The next speaker at the ECREA 2010 pre-conference ‘Doing Global Media Studies’ is John Downey, whose view is that comparative media methods are not as well developed as those in the social sciences. We might be able to learn from these other fields.

Comparative media analysis has made little progress in recent time in terms of explaining media phenomena; there is a danger of ethnocentricity, and an overemphasis on normative concerns. Data are often difficult to compare across different frames of research, and the appropriate methodological approaches are disputable; case studies, for example, are approached in a relatively unsystematic manner. Comparative approaches often build on a choice of the ‘most similar’ or the ‘most different’ cases.
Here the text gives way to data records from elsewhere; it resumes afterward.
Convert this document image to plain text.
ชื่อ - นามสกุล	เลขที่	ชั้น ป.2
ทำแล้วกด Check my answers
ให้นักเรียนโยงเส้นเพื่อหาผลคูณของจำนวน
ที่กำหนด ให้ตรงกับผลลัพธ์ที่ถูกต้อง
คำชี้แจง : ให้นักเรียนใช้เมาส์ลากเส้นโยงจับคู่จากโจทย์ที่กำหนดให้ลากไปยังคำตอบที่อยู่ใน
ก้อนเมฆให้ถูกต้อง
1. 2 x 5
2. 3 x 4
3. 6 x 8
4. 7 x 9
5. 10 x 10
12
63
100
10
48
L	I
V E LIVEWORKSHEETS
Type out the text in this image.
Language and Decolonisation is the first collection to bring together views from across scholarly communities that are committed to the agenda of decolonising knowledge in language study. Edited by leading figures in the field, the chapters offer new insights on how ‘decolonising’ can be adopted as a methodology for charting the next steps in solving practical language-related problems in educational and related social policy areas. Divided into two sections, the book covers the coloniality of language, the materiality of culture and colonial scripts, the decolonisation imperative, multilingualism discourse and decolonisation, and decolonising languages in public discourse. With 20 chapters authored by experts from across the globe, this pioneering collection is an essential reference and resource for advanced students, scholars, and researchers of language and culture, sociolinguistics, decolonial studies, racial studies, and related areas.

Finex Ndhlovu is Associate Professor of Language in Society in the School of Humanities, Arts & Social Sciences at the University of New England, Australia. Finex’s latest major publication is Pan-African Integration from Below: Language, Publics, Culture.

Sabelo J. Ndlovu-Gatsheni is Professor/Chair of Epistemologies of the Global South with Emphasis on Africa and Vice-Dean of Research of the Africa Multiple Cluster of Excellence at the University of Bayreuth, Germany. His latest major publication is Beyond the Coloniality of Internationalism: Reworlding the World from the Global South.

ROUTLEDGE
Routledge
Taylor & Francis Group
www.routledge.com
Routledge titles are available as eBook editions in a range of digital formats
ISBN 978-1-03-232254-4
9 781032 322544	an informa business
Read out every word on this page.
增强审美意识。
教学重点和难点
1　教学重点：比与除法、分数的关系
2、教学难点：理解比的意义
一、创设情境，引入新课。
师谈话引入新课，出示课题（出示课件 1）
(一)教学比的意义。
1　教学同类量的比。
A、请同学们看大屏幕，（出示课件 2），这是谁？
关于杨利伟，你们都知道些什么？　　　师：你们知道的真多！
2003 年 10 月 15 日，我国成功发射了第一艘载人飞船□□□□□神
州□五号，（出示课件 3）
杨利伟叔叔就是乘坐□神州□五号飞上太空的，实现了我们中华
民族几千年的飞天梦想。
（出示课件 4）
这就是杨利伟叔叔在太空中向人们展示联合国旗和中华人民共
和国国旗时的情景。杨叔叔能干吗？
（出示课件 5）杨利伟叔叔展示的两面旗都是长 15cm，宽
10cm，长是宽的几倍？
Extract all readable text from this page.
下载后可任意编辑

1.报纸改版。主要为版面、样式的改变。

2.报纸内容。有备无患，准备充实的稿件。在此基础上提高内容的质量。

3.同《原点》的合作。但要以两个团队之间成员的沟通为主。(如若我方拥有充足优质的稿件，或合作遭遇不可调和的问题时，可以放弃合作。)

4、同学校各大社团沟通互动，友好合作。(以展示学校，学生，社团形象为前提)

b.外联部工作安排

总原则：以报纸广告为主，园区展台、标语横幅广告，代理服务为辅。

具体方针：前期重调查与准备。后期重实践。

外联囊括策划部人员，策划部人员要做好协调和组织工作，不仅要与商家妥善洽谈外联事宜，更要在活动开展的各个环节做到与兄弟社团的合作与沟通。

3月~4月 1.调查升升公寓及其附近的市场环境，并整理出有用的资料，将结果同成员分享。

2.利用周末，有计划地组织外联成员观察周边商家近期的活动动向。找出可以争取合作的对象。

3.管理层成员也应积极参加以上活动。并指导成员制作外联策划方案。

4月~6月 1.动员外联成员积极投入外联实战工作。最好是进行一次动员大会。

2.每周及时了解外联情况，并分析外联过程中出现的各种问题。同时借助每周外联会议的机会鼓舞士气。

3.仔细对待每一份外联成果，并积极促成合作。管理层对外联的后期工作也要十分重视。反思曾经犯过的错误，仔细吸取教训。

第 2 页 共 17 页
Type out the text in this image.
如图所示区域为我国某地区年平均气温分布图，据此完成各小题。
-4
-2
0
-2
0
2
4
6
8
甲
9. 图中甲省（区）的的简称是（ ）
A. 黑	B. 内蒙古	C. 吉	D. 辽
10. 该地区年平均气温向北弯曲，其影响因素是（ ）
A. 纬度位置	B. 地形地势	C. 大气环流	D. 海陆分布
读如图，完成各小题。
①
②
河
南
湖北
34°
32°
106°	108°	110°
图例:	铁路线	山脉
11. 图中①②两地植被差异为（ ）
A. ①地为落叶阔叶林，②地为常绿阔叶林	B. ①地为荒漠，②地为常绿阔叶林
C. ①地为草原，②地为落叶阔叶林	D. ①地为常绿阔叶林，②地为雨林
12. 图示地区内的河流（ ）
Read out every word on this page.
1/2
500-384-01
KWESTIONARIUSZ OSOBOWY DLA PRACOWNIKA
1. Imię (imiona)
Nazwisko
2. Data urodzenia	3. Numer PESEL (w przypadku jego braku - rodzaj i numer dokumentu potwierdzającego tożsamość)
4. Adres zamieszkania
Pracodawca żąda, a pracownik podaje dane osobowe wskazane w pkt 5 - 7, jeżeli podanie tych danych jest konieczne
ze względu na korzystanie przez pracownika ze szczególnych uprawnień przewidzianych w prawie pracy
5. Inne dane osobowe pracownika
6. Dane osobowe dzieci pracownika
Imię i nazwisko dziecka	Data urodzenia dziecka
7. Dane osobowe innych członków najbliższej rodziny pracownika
John advocates fsQCA, 'or ‘fuzzy set Qualitative Comparative Analysis’, as an alternative approach: its focus is on explanation; it is critical of statistical approaches; it seems to make the case study approach more rigorous; it can be used for large as well as small samples; its focus is on the calibration rather than a mere measurement of data; and most importantly (and giving the approach its name), it operates on fuzzy rather than crisp sets (values between 0 and 1 rather than simple in/out, on/off binaries).

Using this approach enables researchers to test various hypotheses on a rigorous and systematic basis; other relevant social science approaches may all exist.